The tools of molecular biology have augmented forensic biological analyses and contributed to solving crimes, developing investigative leads, and exonerating the innocent. The methods are exquisitely sensitive and highly resolving. Success stories abound and are reported almost daily in the media. Indeed, forensic DNA typing is the gold standard of the forensic science disciplines. Although the methods and interpretations generally are reliable, there are some limitations that scientists, stakeholders, decision makers, and the public may not appreciate. This presentation will provide insight into the applications extolling their value and discussing the problems that need to be overcome or avoided.
About the speaker: Bruce Budowle, PhD, director of the UNT Health Science Center's Institute of Investigative Genetics and vice chair of the Department of Forensic and Investigative Genetics, has been named a Health Care Hero by Dallas Business Journal. He joined the Health Science Center in 2009, bringing renowned expertise in the areas of counterterrorism, primarily in identification of victims from mass disasters and microbial forensics.
Prior to joining the Health Science Center, Budowle spent 40 years as a senior scientist for the Federal Bureau of Investigation (FBI) in Washington, D.C. He was a principal advisor in efforts to identify victims from the World Trade Center attack in 2001 and helped establish a mitochondrial DNA sequencing program to enable high-throughput sequencing of human remains.

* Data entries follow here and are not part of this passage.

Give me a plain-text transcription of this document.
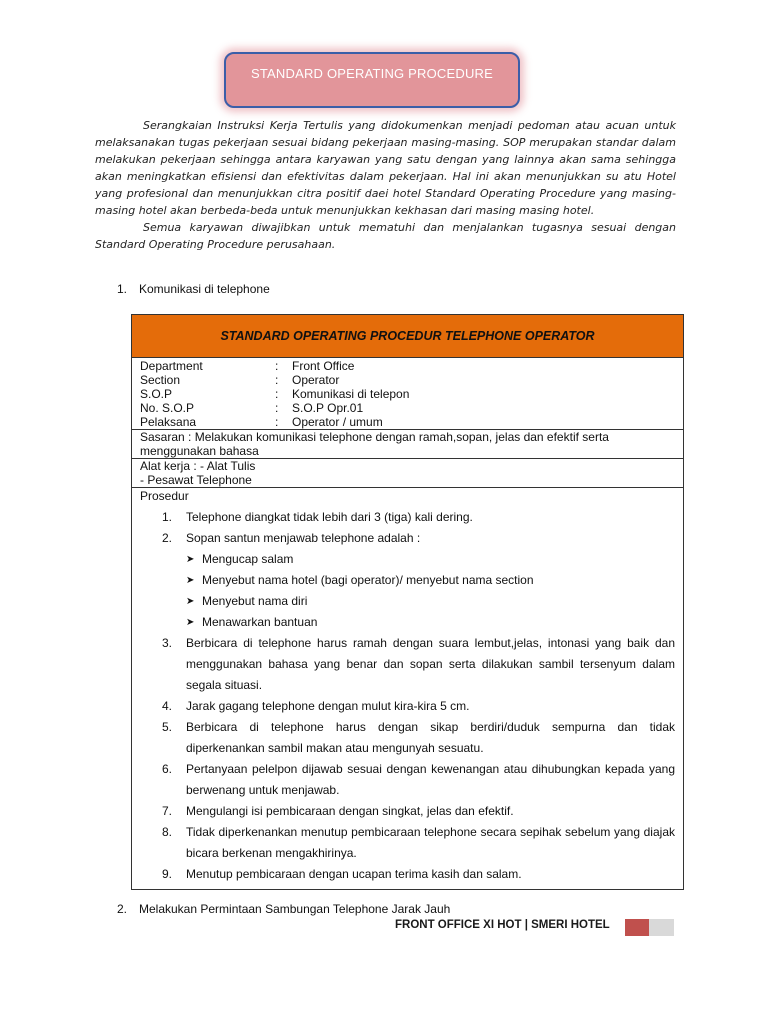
STANDARD OPERATING PROCEDURE

Serangkaian Instruksi Kerja Tertulis yang didokumenkan menjadi pedoman atau acuan untuk melaksanakan tugas pekerjaan sesuai bidang pekerjaan masing-masing. SOP merupakan standar dalam melakukan pekerjaan sehingga antara karyawan yang satu dengan yang lainnya akan sama sehingga akan meningkatkan efisiensi dan efektivitas dalam pekerjaan. Hal ini akan menunjukkan su atu Hotel yang profesional dan menunjukkan citra positif daei hotel Standard Operating Procedure yang masing-masing hotel akan berbeda-beda untuk menunjukkan kekhasan dari masing masing hotel.

Semua karyawan diwajibkan untuk mematuhi dan menjalankan tugasnya sesuai dengan Standard Operating Procedure perusahaan.

1. Komunikasi di telephone
STANDARD OPERATING PROCEDUR TELEPHONE OPERATOR
Department	:	Front Office
Section	:	Operator
S.O.P	:	Komunikasi di telepon
No. S.O.P	:	S.O.P Opr.01
Pelaksana	:	Operator / umum
Sasaran : Melakukan komunikasi telephone dengan ramah,sopan, jelas dan efektif serta menggunakan bahasa
Alat kerja : - Alat Tulis
- Pesawat Telephone
Prosedur
1. Telephone diangkat tidak lebih dari 3 (tiga) kali dering.
2. Sopan santun menjawab telephone adalah :
➤ Mengucap salam
➤ Menyebut nama hotel (bagi operator)/ menyebut nama section
➤ Menyebut nama diri
➤ Menawarkan bantuan
3. Berbicara di telephone harus ramah dengan suara lembut,jelas, intonasi yang baik dan menggunakan bahasa yang benar dan sopan serta dilakukan sambil tersenyum dalam segala situasi.
4. Jarak gagang telephone dengan mulut kira-kira 5 cm.
5. Berbicara di telephone harus dengan sikap berdiri/duduk sempurna dan tidak diperkenankan sambil makan atau mengunyah sesuatu.
6. Pertanyaan pelelpon dijawab sesuai dengan kewenangan atau dihubungkan kepada yang berwenang untuk menjawab.
7. Mengulangi isi pembicaraan dengan singkat, jelas dan efektif.
8. Tidak diperkenankan menutup pembicaraan telephone secara sepihak sebelum yang diajak bicara berkenan mengakhirinya.
9. Menutup pembicaraan dengan ucapan terima kasih dan salam.
2. Melakukan Permintaan Sambungan Telephone Jarak Jauh
FRONT OFFICE XI HOT | SMERI HOTEL
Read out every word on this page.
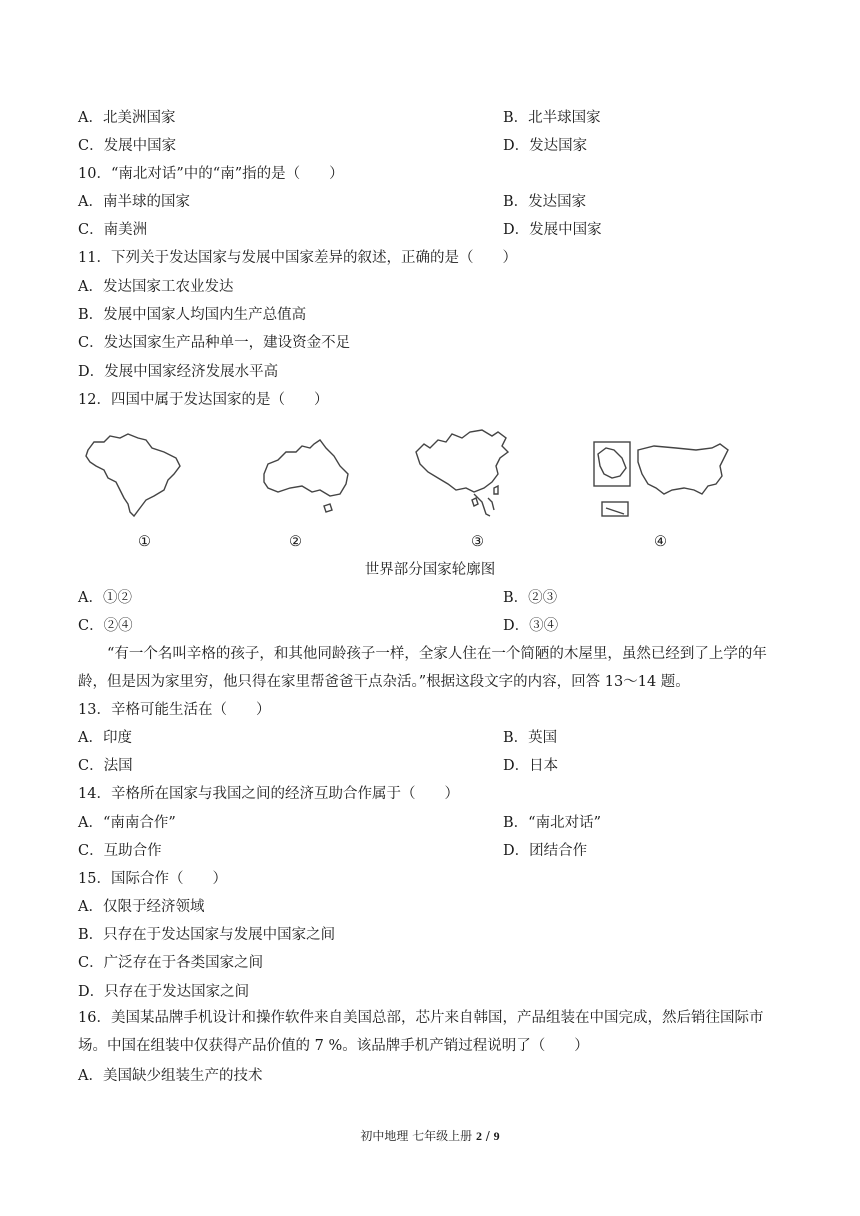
A．北美洲国家	B．北半球国家
C．发展中国家	D．发达国家
10．“南北对话”中的“南”指的是（　　）
A．南半球的国家	B．发达国家
C．南美洲	D．发展中国家
11．下列关于发达国家与发展中国家差异的叙述，正确的是（　　）
A．发达国家工农业发达
B．发展中国家人均国内生产总值高
C．发达国家生产品种单一，建设资金不足
D．发展中国家经济发展水平高
12．四国中属于发达国家的是（　　）
①	②	③	④
世界部分国家轮廓图
A．①②	B．②③
C．②④	D．③④
“有一个名叫辛格的孩子，和其他同龄孩子一样，全家人住在一个简陋的木屋里，虽然已经到了上学的年龄，但是因为家里穷，他只得在家里帮爸爸干点杂活。”根据这段文字的内容，回答 13～14 题。
13．辛格可能生活在（　　）
A．印度	B．英国
C．法国	D．日本
14．辛格所在国家与我国之间的经济互助合作属于（　　）
A．“南南合作”	B．“南北对话”
C．互助合作	D．团结合作
15．国际合作（　　）
A．仅限于经济领域
B．只存在于发达国家与发展中国家之间
C．广泛存在于各类国家之间
D．只存在于发达国家之间
16．美国某品牌手机设计和操作软件来自美国总部，芯片来自韩国，产品组装在中国完成，然后销往国际市场。中国在组装中仅获得产品价值的 7 %。该品牌手机产销过程说明了（　　）
A．美国缺少组装生产的技术
初中地理 七年级上册 2 / 9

Budowle's commitment to helping families resolve missing persons cases led him to Fort Worth after a lifetime in the Virginia/Washington, D.C., area in order to collaborate with Health Science Center researchers and advance the knowledge and use of forensics and DNA to improve health and safety of the world's population. Budowle has also been instrumental in establishing the DNA-ProKids initiative to identify missing children on an international scale.